I watched the oven as the skin crackled, the fragrant scent of meat and spices lingering in the kitchen. I stacked more wood into the stove. The heat must be even for the roast to be tender and delicate.

A messenger knocked upon my door, calling me away from my duties. I implored my maid to watch over the roast while I went to the town square. But I tripped over the cobblestone path. The air clung with the stench of burning flesh; shrieks of a burning woman cut through the massive crowd.

The woman’s name was Goody Porter. The town priest accused her of witchcraft after the children went missing. Her screams filled the air as the townspeople gathered, the priest glaring over them. They kneeled in abject silence, waiting for the screams to stop, for the priest to say it was safe to go home.

Smiling as I watched her burn, her charred flesh peeling from her skin and the stench of her torment rising to the heavens. I had always hated Goody and her simplistic ways.

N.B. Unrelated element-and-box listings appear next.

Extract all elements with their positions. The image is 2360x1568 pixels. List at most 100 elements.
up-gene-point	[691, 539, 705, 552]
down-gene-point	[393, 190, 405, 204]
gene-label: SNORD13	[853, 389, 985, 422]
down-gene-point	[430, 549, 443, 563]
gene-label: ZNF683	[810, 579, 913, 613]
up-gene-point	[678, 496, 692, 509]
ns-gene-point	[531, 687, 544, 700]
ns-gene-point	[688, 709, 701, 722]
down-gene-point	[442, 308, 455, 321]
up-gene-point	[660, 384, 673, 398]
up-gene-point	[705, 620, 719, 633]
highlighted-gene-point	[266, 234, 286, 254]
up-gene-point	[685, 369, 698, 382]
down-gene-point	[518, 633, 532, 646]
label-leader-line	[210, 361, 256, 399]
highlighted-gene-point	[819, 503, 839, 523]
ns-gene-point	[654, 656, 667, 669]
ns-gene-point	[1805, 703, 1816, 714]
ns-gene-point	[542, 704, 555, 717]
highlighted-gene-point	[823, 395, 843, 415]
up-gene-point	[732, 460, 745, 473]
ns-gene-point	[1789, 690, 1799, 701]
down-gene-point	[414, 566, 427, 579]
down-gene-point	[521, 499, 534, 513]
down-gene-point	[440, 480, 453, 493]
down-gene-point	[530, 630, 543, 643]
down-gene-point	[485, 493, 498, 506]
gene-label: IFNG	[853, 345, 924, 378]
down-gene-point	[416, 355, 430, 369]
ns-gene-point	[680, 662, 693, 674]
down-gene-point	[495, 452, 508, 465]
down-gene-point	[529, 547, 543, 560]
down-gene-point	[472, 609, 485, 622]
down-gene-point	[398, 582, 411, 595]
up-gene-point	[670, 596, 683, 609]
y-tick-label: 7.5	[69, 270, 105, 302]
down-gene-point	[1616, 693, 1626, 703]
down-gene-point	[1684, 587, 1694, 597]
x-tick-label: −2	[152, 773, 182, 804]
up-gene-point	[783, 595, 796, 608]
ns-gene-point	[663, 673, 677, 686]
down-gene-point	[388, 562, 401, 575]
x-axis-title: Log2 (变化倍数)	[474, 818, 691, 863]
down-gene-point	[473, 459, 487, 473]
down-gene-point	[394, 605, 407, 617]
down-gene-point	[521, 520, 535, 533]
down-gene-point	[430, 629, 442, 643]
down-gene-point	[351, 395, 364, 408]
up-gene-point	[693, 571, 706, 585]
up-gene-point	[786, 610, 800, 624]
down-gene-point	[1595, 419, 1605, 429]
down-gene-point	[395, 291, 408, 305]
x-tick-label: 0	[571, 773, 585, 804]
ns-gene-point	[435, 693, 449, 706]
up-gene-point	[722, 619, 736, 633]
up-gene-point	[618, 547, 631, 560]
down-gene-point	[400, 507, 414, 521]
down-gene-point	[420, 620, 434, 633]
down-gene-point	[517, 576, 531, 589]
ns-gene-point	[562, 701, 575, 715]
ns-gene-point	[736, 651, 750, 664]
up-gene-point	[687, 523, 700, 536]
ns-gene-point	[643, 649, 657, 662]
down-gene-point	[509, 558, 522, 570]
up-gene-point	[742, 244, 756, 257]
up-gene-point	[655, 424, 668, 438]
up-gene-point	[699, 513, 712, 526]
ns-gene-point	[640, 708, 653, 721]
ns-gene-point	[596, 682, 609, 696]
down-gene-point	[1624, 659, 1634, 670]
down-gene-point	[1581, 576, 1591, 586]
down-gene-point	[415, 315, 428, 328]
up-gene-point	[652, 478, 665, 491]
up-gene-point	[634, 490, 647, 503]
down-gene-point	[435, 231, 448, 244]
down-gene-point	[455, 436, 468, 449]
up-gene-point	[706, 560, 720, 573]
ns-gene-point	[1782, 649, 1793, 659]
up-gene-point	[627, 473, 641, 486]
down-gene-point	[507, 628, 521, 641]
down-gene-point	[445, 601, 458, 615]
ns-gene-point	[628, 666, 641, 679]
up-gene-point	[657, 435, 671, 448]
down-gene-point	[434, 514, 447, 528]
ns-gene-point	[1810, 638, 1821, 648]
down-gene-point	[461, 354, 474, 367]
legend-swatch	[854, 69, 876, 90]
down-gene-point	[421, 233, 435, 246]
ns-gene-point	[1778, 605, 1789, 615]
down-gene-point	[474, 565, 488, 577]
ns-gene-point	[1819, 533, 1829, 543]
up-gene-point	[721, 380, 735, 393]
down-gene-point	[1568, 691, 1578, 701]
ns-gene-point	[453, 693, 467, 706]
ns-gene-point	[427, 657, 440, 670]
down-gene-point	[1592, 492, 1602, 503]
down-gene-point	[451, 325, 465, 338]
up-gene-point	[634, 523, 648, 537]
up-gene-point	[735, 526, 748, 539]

She was only a milkmaid; she had the intelligence of a child. There was no way she could be a threat to children. But she would stop by the path to collect flowers and pray to the old gods. So many villagers prayed to the old gods and would teach their children to do so. I would not have it! God would damn them from salvation.

By accusing Goody, I was saving the town’s future. The True God would consume everything, including the next generation. It would savor their souls in heaven. Goody’s screams stopped, and the priest cried. He went on his usual sermon of thou shalt not suffer a witch to live. The same tiresome prattle he gave every Sunday, with a dose of fire and brimstone. I would suffer none of these witches, these pagans, to live. And the priest would give me all the children who misbehaved.

With that said, I must return home. I have a roast to attend.